Parece que hago, pero no hago. Por falta de ganas, por falta de fe, por falta de todo. No por falta de fuerzas, claro. El oficio funciona. Todavía le quedan recursos al idioma, a mi idioma personal, para llamar miserable al hombre con mil variantes, para insultar a la vida con mil modalidades nuevas. Pero ya da igual. Un folio en blanco es mucho más hermoso que un folio escrito. Tarde lo he descubierto. Y dejo que la blancura del folio ponga en blanco mi vida, y no hago nada, sino que leo libros que ya sé de memoria, como cosas que no saben a nada, pruebo medicinas que no van a curarme, orino minuciosamente, hablo poco, recuerdo cosas que no vale la pena recordar, y me sorprendo a veces haciendo proyectos literarios, de trabajo, de triunfo, que están ya superados con mucho por mí mismo. Es la inercia de la lucha. Se ha pasado uno la vida dando la batalla, intentando cosas, y cuando todo está intentado y resuelto, sigue uno maquinando, sin darse cuenta. Sí, la inercia del éxito, digamos. ¿Y para qué más libros, más sorpresas, más viajes, más fotos, más pelea ideológica, más aventura y más política? Yo he llegado ya donde tenía que llegar. No he llegado a ningún sitio, pero es lo suficiente. Sé que no tengo talento para más. Repetirse puede ser perjudicial. En cuanto al mundo, está claro que yo no lo voy a arreglar, ni los demás tampoco. Lo más digno sería morir en una guerrilla sabiendo que tampoco sirve para nada. Hemos llegado —he llegado yo, y me parece que también el mundo— a esa edad en que todo está tan claro que ya no cabe seguir engañándose. Todos sabemos, unos y otros, dónde está el bien y cómo tendría que ser el inundo para resultar menos indigno y menos injusto. Ya no hay de por medio ideologías confusas ni teologías complicantes, como en el pasado. Estamos todos cara a cara con la verdad. El hombre explota al hombre y eso es todo. El vaivén inocente de mi mecedora de enfermo supone una tensión de músculos escasos en miles de hombres poco alimentados. Si no fuese así el mundo no se sostendría. Todo está montado sobre la explotación, desde mi convalecencia humilde a los cruceros de placer en yates millonarios.
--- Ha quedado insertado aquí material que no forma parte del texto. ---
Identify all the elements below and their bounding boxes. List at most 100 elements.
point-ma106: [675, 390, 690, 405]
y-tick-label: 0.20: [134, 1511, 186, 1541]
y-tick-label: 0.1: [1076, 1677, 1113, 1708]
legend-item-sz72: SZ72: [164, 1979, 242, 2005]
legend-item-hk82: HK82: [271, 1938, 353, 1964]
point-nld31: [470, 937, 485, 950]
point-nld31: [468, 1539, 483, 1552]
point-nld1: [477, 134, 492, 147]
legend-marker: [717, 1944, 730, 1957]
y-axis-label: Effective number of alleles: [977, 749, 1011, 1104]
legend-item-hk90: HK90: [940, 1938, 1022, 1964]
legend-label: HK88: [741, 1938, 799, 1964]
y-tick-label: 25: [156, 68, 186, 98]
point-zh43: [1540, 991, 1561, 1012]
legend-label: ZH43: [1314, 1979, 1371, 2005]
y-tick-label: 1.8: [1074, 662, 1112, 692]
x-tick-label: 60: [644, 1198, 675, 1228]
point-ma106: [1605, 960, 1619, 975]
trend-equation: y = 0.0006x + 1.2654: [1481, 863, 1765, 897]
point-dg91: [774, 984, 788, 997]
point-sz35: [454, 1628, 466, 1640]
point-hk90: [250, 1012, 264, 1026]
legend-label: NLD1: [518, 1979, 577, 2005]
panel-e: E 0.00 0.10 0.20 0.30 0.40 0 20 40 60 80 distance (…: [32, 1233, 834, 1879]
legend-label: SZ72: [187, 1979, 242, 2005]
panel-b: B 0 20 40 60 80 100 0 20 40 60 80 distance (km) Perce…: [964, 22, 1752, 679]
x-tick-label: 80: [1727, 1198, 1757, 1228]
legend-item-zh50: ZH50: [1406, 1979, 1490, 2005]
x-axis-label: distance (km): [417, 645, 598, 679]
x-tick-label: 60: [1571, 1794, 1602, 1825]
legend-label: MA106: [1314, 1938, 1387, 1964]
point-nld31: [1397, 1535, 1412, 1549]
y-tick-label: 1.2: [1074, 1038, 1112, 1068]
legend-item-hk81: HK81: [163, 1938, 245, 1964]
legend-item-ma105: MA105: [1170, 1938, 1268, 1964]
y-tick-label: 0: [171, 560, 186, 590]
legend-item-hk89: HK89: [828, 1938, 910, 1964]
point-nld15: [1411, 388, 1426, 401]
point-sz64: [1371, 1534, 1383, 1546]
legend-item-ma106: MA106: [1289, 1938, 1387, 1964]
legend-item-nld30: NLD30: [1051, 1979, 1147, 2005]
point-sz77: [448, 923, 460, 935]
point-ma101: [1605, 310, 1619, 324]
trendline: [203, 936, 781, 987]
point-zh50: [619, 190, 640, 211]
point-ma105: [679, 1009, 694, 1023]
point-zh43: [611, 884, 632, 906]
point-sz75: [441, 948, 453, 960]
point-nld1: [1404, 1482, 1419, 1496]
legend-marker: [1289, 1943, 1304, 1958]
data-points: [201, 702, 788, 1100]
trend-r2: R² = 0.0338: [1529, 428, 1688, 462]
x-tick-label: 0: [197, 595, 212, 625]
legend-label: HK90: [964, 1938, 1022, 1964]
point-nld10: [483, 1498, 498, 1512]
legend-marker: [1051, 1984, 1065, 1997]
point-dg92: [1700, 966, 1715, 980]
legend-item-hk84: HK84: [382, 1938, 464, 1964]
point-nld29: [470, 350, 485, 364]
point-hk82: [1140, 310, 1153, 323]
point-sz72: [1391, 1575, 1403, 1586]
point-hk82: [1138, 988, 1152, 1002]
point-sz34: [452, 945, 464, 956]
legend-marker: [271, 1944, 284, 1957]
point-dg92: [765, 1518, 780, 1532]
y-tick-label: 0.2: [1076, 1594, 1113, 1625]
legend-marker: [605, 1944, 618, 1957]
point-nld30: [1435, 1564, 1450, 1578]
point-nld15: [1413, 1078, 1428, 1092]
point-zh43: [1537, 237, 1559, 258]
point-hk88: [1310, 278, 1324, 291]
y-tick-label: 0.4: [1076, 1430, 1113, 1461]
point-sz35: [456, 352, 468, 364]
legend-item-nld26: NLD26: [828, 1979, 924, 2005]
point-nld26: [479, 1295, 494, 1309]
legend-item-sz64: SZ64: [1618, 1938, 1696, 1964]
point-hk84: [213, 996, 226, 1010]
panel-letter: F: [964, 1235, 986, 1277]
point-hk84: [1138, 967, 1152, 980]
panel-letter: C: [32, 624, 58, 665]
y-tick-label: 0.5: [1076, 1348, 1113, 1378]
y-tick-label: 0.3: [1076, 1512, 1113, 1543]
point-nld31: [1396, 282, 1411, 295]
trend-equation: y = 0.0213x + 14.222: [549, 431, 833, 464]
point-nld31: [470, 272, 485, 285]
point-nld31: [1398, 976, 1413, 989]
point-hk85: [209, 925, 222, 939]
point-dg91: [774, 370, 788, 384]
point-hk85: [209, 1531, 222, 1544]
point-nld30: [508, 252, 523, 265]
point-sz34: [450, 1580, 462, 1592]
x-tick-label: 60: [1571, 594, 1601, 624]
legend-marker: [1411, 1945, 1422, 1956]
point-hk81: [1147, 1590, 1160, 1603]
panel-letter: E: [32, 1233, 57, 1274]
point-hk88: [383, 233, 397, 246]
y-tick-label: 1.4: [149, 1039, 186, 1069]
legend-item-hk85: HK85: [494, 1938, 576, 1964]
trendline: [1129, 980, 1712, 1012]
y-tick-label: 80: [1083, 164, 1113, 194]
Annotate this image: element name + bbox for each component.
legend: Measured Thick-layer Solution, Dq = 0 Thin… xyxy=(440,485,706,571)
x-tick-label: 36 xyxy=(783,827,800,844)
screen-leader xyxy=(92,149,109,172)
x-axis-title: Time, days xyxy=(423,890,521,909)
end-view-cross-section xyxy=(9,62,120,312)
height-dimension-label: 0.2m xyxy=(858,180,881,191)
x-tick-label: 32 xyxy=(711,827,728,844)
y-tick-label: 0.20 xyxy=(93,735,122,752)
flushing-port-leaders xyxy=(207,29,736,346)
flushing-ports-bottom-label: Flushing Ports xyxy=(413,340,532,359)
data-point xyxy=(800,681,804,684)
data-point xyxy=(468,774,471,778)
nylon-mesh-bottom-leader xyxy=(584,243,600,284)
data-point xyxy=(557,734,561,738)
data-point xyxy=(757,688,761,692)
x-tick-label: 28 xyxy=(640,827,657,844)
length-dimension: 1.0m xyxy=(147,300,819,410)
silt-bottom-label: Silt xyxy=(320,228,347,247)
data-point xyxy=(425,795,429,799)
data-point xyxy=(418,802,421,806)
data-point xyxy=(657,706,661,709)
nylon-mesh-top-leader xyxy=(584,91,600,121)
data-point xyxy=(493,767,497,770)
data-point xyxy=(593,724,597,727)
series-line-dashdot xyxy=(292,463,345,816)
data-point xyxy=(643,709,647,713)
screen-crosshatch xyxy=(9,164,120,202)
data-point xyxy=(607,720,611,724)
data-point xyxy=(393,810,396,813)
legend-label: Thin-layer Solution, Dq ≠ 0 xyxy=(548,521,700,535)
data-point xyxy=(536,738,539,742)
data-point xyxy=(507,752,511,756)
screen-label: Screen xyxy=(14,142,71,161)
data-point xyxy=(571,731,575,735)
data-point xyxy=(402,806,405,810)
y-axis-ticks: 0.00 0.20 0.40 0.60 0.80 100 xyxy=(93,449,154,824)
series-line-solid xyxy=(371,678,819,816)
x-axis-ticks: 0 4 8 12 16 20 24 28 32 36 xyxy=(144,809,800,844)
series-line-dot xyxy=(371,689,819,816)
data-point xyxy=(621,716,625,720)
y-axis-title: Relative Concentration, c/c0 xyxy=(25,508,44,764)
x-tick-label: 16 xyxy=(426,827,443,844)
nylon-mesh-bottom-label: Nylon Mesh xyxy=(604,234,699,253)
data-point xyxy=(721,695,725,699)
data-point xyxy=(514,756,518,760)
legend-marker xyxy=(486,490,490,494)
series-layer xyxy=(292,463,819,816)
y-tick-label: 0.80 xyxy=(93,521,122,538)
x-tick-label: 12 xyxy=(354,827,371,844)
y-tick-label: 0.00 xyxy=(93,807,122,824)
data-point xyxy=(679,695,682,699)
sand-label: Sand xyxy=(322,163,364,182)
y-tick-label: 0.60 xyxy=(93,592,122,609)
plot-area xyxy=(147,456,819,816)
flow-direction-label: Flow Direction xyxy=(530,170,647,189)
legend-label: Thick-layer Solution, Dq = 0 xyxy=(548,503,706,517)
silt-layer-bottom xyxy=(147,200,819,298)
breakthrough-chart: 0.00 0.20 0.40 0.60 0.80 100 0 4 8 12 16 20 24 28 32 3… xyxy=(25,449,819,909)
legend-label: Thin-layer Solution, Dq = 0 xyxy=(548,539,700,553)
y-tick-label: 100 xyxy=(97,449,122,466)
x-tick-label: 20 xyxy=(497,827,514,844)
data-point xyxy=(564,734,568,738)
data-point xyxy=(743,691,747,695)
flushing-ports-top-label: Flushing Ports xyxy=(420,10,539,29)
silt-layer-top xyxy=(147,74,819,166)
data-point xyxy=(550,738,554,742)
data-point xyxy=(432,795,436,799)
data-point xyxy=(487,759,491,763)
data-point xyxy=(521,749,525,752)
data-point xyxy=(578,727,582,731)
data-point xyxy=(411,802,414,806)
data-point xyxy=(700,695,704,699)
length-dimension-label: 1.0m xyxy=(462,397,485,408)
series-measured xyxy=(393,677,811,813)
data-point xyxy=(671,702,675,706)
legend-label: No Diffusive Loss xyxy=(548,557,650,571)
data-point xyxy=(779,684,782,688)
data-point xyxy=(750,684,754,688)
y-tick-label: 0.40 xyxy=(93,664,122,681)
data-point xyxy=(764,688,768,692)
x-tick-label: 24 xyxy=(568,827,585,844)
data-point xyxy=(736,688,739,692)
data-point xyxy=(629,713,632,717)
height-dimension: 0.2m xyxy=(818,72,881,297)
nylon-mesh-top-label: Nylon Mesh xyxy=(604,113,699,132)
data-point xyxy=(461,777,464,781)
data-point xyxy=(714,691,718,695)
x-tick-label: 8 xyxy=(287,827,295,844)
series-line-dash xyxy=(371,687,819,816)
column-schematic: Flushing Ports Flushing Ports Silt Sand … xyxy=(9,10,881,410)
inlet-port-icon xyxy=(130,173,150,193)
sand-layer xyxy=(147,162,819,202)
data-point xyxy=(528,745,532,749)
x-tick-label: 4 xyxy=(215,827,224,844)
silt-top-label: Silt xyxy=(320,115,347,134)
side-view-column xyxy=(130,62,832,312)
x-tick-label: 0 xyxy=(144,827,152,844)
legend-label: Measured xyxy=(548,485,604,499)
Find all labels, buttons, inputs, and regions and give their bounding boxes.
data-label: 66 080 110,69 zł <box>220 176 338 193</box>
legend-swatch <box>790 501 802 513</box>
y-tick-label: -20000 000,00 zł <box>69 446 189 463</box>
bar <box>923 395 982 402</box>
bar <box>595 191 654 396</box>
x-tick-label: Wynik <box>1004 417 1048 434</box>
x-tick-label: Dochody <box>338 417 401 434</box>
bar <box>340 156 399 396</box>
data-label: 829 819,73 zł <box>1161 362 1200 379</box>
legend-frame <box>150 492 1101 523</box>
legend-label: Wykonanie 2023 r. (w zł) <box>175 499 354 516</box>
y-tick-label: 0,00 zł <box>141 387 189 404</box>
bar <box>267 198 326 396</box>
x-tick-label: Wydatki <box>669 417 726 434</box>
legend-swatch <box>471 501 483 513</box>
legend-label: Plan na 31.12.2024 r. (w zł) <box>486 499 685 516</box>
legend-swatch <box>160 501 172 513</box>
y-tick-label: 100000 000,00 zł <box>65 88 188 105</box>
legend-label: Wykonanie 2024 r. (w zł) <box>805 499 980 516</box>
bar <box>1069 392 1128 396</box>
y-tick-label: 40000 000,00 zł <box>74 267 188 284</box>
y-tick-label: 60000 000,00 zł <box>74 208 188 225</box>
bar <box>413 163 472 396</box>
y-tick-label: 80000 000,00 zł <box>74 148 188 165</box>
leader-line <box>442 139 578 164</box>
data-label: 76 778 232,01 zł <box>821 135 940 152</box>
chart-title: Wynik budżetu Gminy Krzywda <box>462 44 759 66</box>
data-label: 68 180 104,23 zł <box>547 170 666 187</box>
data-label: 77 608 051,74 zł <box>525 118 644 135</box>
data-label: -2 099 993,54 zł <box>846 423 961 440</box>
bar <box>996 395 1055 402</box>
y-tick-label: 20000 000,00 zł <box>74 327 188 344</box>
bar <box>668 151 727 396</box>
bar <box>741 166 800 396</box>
La injusticia ha perdido ya todas sus coartadas y su patrística. Hoy se mantiene por las buenas, como tal injusticia y nada más. Ni siquiera necesita de los códices del pasado. Si esto no se arregla es porque al hombre no le da la gana.

Qué pereza, pues, incorporarse a ese mundo cínico y duro. La muerte y la enfermedad me han apartado de él con mano negra y leve. Qué pereza volver. Así que pido otro vaso de leche, abro el viejo libro por la página más conocida, paseo por la casa como un anciano de asilo, miro los restos del verano como un sobreviviente, saboreo mis medicinas no sé si como licores de la vida o de la muerte, escribo algo, sólo por probar el estado de mi musculatura, y me asombra que la máquina me responda con su coherencia de chisme.

Ni vivo ni muerto, leo a mis clásicos, que tiran más bien a románticos, escucho con mis ojos a los muertos, como el barroco, vivo en conversación con los difuntos, y veo mi vida como una novela lejana, tópica, vieja y todavía querida.